Gain Community Access, Build Trust, Understand Needs and Resources, and Joint Promotion

The Project gains access into communities through formal institutional channels and collaborates with the communities to better understand local needs, which informs the service plan design. They leverage community resources to conduct promotional activities and post repair service notices. Service offerings cover home repair such as kitchen and bathroom renovations, plumbing, electrical work, appliance fixes, lock and screen replacement, pipe unclogging, waterproofing, as well as home installations like setting up appliance, faucet, lighting, and toilet.

  • Community Support: Community staff make visits and hold resident meetings to identify the most common repair needs among seniors, such as plumbing, electrical work, and appliance fixes.

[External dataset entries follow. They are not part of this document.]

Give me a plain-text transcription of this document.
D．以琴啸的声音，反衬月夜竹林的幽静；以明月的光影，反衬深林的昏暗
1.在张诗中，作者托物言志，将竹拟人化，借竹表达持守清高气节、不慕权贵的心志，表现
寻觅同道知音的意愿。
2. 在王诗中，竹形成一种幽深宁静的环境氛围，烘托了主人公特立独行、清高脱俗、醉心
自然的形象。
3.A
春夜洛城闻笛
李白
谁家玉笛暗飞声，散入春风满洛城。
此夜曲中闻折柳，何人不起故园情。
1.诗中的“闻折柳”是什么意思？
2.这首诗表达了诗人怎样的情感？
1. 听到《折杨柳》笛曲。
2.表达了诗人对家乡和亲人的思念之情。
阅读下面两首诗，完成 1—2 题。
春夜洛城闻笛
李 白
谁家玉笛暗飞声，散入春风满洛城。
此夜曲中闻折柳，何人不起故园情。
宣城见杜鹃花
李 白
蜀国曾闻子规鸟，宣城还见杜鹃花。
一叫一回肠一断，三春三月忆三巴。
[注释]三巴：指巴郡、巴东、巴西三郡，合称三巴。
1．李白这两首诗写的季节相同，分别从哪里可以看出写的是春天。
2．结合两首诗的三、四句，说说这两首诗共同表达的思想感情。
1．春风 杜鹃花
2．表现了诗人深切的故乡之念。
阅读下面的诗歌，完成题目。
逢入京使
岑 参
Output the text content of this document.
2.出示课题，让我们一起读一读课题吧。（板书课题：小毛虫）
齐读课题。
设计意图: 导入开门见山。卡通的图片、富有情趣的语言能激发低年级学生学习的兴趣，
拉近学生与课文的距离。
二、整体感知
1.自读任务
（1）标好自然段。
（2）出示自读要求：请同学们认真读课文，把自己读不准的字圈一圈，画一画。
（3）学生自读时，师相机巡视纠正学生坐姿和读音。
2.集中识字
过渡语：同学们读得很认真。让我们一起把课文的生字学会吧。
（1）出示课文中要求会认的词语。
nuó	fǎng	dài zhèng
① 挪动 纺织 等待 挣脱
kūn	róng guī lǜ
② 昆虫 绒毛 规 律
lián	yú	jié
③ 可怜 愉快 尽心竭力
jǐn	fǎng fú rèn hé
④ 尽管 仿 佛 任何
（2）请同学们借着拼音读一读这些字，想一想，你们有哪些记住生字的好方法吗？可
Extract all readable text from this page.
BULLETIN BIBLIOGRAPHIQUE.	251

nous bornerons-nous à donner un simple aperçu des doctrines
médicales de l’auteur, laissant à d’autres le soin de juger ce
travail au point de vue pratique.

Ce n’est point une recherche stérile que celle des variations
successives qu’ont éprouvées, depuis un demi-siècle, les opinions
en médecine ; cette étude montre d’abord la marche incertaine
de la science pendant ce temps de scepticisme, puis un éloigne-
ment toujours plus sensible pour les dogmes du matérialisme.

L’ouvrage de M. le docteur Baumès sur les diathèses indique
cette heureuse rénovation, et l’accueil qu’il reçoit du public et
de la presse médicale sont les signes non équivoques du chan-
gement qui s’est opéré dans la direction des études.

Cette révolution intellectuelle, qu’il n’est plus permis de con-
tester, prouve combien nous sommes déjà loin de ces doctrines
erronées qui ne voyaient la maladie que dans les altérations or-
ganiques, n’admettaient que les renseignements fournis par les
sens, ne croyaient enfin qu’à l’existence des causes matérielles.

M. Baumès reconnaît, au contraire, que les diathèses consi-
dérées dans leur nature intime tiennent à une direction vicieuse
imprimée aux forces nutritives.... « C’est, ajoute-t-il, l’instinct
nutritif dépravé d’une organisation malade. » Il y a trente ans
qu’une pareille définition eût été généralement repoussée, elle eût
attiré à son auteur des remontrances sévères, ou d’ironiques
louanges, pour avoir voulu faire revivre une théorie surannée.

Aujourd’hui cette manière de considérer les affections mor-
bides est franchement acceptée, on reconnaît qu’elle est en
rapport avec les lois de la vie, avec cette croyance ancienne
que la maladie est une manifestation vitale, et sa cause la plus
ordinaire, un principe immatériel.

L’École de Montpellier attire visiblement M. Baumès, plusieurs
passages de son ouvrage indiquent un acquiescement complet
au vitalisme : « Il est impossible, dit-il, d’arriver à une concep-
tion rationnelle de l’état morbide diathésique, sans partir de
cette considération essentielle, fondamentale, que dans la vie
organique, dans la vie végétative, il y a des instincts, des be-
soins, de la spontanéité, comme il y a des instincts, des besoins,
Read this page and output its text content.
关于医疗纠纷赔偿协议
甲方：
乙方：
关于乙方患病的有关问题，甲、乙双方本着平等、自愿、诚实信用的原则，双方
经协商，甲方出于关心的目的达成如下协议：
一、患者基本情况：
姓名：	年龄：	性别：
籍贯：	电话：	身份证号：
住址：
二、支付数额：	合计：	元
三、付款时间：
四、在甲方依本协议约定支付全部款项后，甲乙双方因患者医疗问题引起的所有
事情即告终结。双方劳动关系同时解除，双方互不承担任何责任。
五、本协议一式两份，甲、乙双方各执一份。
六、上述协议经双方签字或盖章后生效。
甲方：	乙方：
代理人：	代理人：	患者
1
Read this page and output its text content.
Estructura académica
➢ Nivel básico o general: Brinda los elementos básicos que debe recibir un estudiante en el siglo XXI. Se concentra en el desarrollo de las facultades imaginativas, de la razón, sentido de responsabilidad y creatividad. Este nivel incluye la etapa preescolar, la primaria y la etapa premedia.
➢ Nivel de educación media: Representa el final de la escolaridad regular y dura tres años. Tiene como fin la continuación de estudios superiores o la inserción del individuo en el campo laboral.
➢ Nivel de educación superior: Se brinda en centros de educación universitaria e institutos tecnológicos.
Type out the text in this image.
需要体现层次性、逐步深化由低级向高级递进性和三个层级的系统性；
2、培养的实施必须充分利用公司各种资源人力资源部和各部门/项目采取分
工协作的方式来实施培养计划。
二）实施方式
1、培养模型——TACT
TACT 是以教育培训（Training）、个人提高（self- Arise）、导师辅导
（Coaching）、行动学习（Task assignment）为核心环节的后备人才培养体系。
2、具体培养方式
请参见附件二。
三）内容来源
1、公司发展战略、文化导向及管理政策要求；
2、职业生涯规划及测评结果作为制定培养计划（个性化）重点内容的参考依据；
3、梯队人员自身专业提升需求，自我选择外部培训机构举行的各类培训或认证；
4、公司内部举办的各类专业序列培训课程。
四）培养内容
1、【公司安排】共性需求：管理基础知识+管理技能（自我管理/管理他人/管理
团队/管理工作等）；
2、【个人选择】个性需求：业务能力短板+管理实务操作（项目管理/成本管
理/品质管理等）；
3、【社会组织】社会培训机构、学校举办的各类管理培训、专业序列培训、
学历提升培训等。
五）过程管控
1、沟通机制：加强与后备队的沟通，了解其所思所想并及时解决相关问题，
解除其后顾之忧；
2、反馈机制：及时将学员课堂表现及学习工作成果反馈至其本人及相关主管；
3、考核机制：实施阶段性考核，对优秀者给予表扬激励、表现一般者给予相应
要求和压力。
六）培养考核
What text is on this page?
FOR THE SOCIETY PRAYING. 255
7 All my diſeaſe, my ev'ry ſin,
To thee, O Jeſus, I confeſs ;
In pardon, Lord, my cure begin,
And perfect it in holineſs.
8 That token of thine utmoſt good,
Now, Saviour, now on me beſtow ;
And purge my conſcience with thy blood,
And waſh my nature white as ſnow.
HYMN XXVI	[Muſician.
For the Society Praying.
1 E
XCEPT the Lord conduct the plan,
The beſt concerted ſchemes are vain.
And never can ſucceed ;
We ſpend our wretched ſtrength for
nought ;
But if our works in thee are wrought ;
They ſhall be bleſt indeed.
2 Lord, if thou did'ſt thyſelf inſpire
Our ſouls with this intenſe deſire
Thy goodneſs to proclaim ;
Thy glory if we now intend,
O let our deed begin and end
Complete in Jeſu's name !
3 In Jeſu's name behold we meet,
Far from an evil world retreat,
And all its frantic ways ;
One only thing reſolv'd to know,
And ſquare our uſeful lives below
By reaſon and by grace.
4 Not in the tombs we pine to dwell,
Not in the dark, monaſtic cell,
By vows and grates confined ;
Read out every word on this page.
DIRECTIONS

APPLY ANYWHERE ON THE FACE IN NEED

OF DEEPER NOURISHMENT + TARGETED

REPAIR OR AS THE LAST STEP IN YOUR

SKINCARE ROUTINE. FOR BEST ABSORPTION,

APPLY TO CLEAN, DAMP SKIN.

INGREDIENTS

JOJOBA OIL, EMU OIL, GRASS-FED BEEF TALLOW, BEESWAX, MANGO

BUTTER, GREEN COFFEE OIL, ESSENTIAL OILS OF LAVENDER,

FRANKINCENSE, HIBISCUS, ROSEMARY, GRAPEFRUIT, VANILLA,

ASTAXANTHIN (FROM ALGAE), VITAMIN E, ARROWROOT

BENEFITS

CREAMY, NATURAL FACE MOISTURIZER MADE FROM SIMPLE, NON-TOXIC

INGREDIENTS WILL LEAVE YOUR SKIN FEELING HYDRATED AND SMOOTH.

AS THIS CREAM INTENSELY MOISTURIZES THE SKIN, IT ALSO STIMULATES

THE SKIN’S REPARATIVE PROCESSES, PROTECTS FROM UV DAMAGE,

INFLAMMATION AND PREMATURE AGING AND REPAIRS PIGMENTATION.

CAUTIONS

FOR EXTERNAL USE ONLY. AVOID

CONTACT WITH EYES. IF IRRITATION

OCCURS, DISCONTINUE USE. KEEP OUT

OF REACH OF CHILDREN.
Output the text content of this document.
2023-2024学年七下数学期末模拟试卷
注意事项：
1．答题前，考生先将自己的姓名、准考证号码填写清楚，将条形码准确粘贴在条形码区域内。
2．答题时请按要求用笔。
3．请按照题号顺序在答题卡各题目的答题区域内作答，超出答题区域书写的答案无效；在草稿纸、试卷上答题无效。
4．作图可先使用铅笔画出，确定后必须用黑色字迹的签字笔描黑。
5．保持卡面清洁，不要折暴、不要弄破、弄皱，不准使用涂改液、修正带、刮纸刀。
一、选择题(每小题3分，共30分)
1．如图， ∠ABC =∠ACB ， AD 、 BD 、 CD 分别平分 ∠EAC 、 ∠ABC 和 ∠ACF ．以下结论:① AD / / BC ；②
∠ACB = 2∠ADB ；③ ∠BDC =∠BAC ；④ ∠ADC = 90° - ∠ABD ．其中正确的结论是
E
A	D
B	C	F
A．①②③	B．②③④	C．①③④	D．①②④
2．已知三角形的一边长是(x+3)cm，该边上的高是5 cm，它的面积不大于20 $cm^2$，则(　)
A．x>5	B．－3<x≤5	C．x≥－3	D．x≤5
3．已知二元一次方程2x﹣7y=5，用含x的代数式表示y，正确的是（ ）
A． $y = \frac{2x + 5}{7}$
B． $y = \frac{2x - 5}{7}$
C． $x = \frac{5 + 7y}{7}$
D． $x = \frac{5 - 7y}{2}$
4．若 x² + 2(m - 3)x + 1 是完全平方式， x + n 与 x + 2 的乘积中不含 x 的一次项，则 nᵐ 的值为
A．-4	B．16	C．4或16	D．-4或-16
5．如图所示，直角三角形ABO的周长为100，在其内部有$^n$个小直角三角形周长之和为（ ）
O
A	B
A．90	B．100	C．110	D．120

  • Promotion Platforms: Traditional channels such as community bulletin boards, flyers, and electronic displays are used to post service notices and low-carbon living slogans; online platforms such as WeChat groups and official accounts (subscription-based content channels where users can follow and read posts) are also leveraged to share information.
  • Hosting public repair events on occasions like Earth Day provides convenient services to residents while raising awareness of the “HandyHeroes” initiative.
  • Scenario-based promotion can be more effective: Setting up “low-carbon repair zones” in busy areas such as community squares or markets with tangible displays (e.g., upcycled items) enhances residents’ intuitive understanding.
  • Diversify Content: Integrating case stories (e.g., “upcycling expert sharing”) can increase promotional effectiveness.
  • Address senior residents’ needs: Since senior residents may have limited online access, it is essential to carry out in-person, one-on-one outreach (e.g., door-to-door distribution of service manuals).